The sad reality is that commercial interests are often held to be more important than human life.  Obviously I don’t know what happened behind the scenes, but as a lawyer who acts for victims in these types of tragedies I am used to insurance companies and their lawyers conducting cases in this way. That is why we need good laws like the Package Tour Regulations, and health and safety rules.

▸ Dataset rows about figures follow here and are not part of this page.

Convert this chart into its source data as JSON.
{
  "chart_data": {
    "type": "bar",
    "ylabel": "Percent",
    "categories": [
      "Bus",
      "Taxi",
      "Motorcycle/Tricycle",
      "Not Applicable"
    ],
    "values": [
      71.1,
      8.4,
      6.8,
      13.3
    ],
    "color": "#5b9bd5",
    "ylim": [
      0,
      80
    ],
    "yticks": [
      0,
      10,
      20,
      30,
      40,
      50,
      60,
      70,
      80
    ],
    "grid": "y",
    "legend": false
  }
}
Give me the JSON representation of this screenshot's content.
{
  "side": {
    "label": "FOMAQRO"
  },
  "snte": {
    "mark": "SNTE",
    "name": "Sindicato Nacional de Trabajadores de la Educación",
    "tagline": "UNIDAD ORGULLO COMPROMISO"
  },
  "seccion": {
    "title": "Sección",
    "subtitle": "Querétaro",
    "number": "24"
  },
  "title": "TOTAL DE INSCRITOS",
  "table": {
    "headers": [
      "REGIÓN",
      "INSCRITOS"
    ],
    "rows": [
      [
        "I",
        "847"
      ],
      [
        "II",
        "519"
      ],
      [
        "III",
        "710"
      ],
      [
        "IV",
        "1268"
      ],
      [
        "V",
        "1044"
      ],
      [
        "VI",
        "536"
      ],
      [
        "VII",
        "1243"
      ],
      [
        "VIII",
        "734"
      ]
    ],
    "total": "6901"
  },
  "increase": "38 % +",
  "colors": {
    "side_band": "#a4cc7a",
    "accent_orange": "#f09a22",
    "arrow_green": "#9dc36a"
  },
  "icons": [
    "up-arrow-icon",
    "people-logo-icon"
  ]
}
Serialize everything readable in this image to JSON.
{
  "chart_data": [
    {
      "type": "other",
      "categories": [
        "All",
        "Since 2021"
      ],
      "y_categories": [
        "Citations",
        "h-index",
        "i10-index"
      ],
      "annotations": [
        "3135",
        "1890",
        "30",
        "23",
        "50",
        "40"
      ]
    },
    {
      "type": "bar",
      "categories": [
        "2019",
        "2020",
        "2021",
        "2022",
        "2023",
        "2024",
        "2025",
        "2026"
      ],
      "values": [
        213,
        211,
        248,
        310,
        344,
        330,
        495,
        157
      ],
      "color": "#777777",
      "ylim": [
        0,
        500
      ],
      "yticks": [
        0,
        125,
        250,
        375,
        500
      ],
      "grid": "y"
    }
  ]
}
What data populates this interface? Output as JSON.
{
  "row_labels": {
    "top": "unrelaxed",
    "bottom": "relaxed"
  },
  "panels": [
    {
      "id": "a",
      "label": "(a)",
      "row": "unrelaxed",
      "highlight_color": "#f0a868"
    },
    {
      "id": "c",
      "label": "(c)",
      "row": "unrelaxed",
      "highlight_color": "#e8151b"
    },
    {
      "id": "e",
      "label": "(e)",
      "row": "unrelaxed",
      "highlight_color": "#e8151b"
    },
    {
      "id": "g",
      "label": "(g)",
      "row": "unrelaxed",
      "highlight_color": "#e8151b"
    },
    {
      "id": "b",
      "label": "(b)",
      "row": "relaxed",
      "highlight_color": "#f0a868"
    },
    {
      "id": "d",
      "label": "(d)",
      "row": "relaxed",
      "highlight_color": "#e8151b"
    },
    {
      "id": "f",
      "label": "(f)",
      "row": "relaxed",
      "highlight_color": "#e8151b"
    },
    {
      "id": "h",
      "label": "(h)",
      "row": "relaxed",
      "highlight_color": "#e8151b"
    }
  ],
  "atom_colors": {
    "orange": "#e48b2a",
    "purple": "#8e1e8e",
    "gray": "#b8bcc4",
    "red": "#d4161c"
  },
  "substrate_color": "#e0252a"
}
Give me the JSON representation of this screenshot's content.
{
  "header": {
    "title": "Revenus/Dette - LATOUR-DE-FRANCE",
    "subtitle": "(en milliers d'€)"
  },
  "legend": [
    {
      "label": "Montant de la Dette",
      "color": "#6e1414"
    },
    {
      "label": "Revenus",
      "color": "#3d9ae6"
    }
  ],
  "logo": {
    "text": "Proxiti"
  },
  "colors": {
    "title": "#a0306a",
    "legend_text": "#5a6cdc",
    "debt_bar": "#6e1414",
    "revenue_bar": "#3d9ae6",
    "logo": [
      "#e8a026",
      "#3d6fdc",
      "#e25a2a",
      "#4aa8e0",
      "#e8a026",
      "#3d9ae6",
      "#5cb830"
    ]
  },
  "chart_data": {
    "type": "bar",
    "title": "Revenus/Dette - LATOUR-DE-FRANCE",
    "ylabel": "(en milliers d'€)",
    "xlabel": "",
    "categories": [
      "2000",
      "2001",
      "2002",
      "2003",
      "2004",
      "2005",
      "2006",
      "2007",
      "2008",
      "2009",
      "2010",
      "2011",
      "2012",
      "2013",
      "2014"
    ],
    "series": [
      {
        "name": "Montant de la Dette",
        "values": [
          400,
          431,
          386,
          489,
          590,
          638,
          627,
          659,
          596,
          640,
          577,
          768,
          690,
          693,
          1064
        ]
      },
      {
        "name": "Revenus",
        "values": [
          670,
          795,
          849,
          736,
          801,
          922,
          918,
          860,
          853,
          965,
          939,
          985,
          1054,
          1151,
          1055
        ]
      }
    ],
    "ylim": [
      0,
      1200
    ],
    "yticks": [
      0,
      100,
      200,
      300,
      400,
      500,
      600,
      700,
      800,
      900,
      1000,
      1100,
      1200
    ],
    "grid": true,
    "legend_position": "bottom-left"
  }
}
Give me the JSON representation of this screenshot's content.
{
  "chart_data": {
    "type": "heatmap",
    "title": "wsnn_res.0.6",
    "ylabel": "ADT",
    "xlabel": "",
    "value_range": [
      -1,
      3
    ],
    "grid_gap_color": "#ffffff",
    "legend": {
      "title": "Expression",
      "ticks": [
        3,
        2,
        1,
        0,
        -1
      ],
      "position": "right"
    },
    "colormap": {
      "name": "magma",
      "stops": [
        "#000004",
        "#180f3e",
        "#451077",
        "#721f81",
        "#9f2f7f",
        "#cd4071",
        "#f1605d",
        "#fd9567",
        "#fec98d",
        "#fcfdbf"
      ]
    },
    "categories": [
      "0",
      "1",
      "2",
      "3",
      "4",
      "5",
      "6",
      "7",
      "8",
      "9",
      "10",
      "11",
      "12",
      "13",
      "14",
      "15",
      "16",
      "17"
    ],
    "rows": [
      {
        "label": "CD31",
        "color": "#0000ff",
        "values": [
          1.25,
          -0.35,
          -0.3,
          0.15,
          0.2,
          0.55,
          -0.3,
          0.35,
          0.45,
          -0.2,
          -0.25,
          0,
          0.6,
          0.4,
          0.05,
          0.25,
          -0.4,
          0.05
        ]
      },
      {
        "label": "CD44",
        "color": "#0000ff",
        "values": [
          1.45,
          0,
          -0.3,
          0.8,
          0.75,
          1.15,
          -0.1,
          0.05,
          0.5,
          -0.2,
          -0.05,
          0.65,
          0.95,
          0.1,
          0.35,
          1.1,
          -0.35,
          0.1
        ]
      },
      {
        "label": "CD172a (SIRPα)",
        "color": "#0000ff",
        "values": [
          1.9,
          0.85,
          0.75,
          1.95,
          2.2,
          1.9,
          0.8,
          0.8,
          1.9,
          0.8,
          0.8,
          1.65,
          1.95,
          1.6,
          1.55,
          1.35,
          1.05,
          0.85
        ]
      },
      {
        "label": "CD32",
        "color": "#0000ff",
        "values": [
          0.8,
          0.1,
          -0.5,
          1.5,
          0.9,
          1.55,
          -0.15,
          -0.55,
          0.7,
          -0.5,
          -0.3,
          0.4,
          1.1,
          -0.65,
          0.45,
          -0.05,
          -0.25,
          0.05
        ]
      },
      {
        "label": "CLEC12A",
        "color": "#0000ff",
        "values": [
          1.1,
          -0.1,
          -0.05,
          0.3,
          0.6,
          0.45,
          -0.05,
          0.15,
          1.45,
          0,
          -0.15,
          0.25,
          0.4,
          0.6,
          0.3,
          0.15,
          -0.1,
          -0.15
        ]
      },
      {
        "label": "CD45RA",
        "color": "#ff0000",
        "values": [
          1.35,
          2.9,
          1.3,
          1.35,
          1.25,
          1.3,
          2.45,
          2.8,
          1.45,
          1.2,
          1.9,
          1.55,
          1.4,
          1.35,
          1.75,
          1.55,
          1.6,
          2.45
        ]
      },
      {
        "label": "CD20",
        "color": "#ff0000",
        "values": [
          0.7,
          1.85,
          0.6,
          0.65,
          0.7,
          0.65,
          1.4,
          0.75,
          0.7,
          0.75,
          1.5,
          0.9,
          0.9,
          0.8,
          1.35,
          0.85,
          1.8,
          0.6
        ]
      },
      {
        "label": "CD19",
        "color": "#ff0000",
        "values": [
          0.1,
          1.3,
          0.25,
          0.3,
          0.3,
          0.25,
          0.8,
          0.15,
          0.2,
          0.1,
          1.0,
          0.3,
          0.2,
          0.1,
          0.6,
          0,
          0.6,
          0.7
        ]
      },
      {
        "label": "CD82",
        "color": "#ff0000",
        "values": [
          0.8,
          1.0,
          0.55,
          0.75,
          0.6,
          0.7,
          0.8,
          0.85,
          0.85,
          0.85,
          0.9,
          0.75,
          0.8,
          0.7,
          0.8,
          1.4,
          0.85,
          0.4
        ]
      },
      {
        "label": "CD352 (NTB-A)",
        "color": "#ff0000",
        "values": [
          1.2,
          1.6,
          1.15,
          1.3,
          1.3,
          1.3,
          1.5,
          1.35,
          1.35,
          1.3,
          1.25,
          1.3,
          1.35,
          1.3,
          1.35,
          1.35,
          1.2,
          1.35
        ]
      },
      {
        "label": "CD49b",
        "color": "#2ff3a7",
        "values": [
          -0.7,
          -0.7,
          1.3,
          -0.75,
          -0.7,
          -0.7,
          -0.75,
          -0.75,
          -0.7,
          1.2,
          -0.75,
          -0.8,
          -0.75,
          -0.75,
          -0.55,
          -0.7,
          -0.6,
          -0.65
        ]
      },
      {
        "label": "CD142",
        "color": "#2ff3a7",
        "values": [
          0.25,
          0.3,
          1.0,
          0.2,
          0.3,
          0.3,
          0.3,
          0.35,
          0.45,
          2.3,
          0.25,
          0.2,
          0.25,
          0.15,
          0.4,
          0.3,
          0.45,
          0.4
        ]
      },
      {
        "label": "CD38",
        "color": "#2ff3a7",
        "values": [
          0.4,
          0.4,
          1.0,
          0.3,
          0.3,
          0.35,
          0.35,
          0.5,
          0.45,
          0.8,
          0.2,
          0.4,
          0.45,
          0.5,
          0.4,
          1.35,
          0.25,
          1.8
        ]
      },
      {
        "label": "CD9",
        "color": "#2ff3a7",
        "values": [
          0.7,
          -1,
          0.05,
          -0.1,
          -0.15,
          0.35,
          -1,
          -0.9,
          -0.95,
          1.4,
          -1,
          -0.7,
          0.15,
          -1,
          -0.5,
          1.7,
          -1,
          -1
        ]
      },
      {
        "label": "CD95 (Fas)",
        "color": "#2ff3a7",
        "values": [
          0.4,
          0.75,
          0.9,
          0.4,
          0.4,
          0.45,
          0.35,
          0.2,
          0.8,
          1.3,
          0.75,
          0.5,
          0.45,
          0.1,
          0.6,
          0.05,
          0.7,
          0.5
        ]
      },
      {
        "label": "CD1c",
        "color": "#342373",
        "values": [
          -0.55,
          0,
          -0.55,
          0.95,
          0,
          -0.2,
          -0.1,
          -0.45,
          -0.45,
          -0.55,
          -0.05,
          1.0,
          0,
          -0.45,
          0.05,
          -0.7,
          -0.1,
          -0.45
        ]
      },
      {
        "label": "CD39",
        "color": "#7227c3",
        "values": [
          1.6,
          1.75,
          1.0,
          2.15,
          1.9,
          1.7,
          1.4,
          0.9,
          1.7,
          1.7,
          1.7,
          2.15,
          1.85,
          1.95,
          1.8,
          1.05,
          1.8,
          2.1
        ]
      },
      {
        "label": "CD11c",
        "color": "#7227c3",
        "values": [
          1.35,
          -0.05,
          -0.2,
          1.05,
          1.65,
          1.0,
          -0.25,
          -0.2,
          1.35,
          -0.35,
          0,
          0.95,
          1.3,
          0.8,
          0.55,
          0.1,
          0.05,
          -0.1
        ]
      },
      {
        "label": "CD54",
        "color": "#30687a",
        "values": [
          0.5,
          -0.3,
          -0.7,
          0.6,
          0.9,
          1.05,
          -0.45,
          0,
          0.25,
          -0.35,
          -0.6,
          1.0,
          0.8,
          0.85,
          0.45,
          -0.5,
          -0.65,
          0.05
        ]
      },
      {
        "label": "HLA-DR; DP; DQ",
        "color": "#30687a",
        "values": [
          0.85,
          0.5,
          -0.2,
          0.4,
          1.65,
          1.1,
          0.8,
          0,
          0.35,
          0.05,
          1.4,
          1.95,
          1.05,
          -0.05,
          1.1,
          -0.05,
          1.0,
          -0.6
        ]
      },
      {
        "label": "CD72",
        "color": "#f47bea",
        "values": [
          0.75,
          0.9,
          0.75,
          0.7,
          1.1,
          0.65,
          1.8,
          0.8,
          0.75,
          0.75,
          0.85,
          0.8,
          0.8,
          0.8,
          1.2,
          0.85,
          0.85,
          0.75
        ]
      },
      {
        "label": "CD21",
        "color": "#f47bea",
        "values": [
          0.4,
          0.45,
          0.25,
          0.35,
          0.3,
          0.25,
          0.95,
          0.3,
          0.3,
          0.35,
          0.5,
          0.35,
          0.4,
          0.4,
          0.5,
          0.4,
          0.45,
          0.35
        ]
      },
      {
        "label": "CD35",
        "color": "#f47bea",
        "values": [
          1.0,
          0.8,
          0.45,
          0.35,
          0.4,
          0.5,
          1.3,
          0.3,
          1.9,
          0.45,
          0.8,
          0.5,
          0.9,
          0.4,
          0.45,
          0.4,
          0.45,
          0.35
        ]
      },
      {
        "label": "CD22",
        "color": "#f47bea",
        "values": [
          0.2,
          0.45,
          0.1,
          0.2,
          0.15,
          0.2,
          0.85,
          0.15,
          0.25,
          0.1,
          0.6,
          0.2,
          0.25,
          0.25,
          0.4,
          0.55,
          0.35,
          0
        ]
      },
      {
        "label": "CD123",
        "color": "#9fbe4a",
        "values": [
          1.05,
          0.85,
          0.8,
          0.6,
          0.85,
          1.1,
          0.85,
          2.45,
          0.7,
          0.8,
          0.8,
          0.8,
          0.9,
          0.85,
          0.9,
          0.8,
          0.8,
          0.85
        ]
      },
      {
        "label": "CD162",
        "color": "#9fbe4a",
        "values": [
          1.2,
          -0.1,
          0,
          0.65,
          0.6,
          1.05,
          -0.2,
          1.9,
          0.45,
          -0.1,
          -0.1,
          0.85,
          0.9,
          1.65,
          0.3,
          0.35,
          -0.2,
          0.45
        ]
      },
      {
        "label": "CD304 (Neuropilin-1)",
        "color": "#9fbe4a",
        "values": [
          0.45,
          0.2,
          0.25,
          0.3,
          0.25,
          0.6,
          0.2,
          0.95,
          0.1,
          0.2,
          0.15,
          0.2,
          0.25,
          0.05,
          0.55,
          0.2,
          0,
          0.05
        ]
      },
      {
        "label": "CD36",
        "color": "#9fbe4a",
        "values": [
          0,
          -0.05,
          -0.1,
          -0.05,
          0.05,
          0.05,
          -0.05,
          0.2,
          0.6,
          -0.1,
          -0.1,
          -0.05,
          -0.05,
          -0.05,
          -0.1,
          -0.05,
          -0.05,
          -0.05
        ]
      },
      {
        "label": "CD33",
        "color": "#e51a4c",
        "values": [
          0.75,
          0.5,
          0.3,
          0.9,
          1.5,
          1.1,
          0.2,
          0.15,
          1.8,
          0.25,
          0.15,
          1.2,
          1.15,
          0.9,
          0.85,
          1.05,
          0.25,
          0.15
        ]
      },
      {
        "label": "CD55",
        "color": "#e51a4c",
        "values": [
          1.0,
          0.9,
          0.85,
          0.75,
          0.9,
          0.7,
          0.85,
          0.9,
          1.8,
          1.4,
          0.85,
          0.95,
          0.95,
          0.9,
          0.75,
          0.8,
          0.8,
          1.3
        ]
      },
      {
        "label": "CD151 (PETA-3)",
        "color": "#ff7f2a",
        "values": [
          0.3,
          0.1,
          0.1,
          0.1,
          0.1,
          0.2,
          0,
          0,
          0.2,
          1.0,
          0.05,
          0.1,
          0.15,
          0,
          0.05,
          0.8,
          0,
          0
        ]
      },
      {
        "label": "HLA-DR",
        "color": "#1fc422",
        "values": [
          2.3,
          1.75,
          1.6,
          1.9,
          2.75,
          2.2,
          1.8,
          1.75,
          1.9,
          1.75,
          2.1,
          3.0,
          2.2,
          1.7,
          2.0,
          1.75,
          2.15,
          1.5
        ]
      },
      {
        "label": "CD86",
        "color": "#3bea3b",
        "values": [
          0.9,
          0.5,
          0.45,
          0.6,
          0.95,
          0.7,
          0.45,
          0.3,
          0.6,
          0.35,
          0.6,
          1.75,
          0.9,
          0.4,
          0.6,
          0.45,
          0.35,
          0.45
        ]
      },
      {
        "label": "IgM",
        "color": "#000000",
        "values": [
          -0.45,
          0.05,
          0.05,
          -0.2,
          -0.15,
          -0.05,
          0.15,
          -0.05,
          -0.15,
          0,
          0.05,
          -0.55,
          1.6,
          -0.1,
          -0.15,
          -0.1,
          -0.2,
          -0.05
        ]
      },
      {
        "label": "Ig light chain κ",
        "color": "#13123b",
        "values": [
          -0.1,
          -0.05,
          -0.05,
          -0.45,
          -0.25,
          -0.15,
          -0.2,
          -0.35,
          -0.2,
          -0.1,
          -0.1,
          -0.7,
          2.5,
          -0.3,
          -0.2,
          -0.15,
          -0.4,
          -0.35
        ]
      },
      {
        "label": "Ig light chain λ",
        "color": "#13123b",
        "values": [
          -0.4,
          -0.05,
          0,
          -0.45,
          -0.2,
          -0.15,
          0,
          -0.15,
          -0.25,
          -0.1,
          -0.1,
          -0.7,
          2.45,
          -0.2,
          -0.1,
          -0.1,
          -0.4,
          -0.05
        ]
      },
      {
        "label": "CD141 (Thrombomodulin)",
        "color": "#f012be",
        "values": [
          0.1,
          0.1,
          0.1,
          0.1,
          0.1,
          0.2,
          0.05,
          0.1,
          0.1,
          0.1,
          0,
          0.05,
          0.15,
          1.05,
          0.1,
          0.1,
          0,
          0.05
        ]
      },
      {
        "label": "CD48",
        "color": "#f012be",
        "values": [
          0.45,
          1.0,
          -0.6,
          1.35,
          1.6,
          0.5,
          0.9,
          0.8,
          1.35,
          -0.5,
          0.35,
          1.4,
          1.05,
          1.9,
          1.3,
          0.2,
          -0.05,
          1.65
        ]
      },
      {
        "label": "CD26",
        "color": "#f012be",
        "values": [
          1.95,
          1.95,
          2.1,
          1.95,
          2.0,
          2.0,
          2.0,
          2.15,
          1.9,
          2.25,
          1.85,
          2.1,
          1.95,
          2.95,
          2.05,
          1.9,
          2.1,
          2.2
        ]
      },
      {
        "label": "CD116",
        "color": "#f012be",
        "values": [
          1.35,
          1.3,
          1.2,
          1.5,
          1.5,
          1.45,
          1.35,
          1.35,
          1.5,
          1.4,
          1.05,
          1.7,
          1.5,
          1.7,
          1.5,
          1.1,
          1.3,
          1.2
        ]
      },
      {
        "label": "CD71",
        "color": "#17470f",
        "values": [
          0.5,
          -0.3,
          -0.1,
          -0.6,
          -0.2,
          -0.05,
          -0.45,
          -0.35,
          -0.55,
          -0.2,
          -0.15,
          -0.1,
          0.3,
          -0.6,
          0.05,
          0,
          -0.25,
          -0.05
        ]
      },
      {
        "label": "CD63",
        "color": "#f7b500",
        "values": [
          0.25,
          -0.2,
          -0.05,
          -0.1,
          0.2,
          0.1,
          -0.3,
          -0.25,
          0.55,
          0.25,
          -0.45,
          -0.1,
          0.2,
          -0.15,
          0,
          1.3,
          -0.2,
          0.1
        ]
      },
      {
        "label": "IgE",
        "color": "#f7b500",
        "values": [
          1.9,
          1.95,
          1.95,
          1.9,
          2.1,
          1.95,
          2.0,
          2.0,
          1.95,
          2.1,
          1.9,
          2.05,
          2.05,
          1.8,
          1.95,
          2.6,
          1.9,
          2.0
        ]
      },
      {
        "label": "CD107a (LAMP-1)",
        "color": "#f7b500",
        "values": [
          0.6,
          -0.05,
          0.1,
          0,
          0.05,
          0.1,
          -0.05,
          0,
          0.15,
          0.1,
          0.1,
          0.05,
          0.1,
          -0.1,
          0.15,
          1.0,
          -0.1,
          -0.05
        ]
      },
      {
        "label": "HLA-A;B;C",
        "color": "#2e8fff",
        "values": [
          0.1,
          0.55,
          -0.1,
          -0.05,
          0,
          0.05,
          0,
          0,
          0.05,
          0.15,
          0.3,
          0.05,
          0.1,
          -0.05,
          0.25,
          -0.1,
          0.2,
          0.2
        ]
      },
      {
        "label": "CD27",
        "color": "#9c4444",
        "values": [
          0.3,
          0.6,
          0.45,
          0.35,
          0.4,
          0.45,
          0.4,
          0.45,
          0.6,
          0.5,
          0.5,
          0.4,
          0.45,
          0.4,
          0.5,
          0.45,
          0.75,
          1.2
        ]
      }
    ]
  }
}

Safety tips when booking a holiday

  • Where possible, always book as part of a package tour through a reputable company – although Neil Shepherd and Sharon Wood did this, sadly on this occasion they were let down. Generally, it’s safe to assume that hotels that are affiliated with more reputable companies are likely to meet safety requirements; 
  • Enquire carefully about any extra excursions or activity bookings – boat trips, quad bikes etc, to see if they are part of the package.  If they are not and something goes wrong you may find yourself having to bring a claim against a foreign company in a foreign court;
  • Be wary of booking on the Internet, and booking directly with foreign businesses.  It may save you money, but you will get less security, and less opportunity for redress if you need to claim;
  • If you book directly with an international hotel chain, you may not necessarily enjoy the security that you are hoping for.  Some of the large chains operate franchise type agreements with local foreign companies, and will seek to deny liability if anything goes wrong.  They will say that the local company is responsible.  The fine print on their website or in their contracts should make this clear.  If it does not they may still be liable for any claim.

Thankfully, tragedies do not happen very often, and the greatest risks on holiday are still sunburn, stomach upsets and alcohol.  So above all, wear a hat, use sunscreen and watch what you eat and drink!